Couvreurs et charpentiers : sécurité et tenue pour le travail en hauteur
Le travail en hauteur est la première cause de décès sur les chantiers belges. Couvreurs et charpentiers ont besoin d'une tenue adaptée qui ne compromet pas leur sécurité.

Les chutes de hauteur sont la première cause d'accidents mortels sur les chantiers de construction en Belgique. Les couvreurs et les charpentiers travaillent quotidiennement dans des conditions où la moindre erreur peut être fatale. Leur tenue doit être conçue pour ne jamais compromettre leur sécurité — et idéalement la renforcer.
Les risques en toiture et charpente
- Chute de hauteur : le risque principal. Les toitures inclinées, les charpentes en cours de montage et les ouvertures non protégées sont des zones à très haut risque.
- Glissade : les toitures mouillées, givrées ou couvertes de mousse sont extrêmement glissantes.
- Chute d'objets : tuiles, outils, éléments de charpente peuvent tomber sur les travailleurs en contrebas.
- Conditions météo : vent, pluie, soleil — les couvreurs travaillent en exposition totale aux éléments.
- Poussières : fibres d'isolation (laine de verre, laine de roche), poussière de bois pour les charpentiers.
La tenue adaptée
- Pantalon de travail ajusté : ni trop ample (risque d'accrochage), ni trop serré (liberté de mouvement indispensable). Les modèles stretch avec genouillères intégrées sont idéaux pour le travail sur toiture inclinée.
- Veste courte ou gilet : pas de veste longue qui pourrait s'accrocher. Les gilets multipoches ou les vestes courtes avec poches intérieures sont préférables.
- Sous-vêtements techniques : régulation thermique essentielle — le couvreur passe de l'effort intense (montée de matériaux) au statique (pose) sans possibilité de se changer.
- Chaussures de sécurité S3 : adhérence maximale sur surfaces inclinées et glissantes. Les semelles en caoutchouc nitrile avec crampons profonds offrent la meilleure traction. Certains fabricants proposent des modèles « spécial couvreur » avec une semelle conçue pour les toitures.
Le harnais antichute : l'EPI vital
Le harnais antichute (EN 361) est obligatoire quand les protections collectives (garde-corps, filets) ne peuvent pas être mises en place.

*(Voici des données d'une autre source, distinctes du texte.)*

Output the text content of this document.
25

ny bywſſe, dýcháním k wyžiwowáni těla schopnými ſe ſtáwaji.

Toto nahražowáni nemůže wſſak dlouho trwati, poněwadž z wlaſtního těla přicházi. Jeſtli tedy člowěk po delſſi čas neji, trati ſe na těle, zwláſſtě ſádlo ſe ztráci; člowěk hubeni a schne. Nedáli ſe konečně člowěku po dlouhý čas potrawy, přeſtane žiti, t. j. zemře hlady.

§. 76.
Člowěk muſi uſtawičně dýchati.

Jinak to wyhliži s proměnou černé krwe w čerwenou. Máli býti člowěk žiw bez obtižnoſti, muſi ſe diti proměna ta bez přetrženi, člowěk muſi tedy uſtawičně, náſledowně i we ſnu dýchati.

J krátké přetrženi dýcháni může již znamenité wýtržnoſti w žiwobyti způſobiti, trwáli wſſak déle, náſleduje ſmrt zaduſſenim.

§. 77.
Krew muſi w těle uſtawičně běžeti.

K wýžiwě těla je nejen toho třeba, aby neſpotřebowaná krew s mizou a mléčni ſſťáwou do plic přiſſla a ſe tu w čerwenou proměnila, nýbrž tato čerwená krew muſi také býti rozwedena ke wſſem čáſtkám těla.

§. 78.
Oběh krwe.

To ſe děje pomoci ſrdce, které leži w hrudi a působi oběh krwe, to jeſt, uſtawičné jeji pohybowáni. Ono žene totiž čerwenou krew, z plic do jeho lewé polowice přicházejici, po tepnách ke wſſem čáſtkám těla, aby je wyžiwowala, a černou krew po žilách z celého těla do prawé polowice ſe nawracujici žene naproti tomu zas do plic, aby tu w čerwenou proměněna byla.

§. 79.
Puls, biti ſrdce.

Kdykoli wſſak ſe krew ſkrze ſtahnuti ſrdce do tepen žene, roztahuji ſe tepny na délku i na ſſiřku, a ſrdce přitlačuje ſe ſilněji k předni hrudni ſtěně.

Points essentiels :
- Ajustement : un harnais mal ajusté peut être aussi dangereux que pas de harnais — les sangles doivent être serrées sans entraver les mouvements.
- Compatibilité vestimentaire : la tenue ne doit pas gêner le port du harnais. Pas de poche dorsale volumineuse, pas de capuche rigide au niveau du point d'ancrage dorsal.
- Inspection quotidienne : vérifier l'état des sangles, des boucles et des points d'ancrage avant chaque utilisation.
Un harnais antichute a une durée de vie limitée (en général 5 à 10 ans selon le fabricant) et doit être mis hors service après une chute, même si aucun dommage n'est visible. Les sangles absorbent l'énergie du choc et ne peuvent plus remplir leur fonction une seconde fois.
Attention aux vêtements qui accrochent
Sur une charpente ou une toiture, les éléments de vêtement qui dépassent sont des dangers :
- Pas de cordons pendants, pas de lacets non serrés.
- Pas de vêtements amples qui pourraient s'accrocher aux clous, aux arêtes de charpente ou aux échafaudages.
- Les outils doivent être attachés au harnais ou à la ceinture, pas dans des poches dont ils peuvent tomber.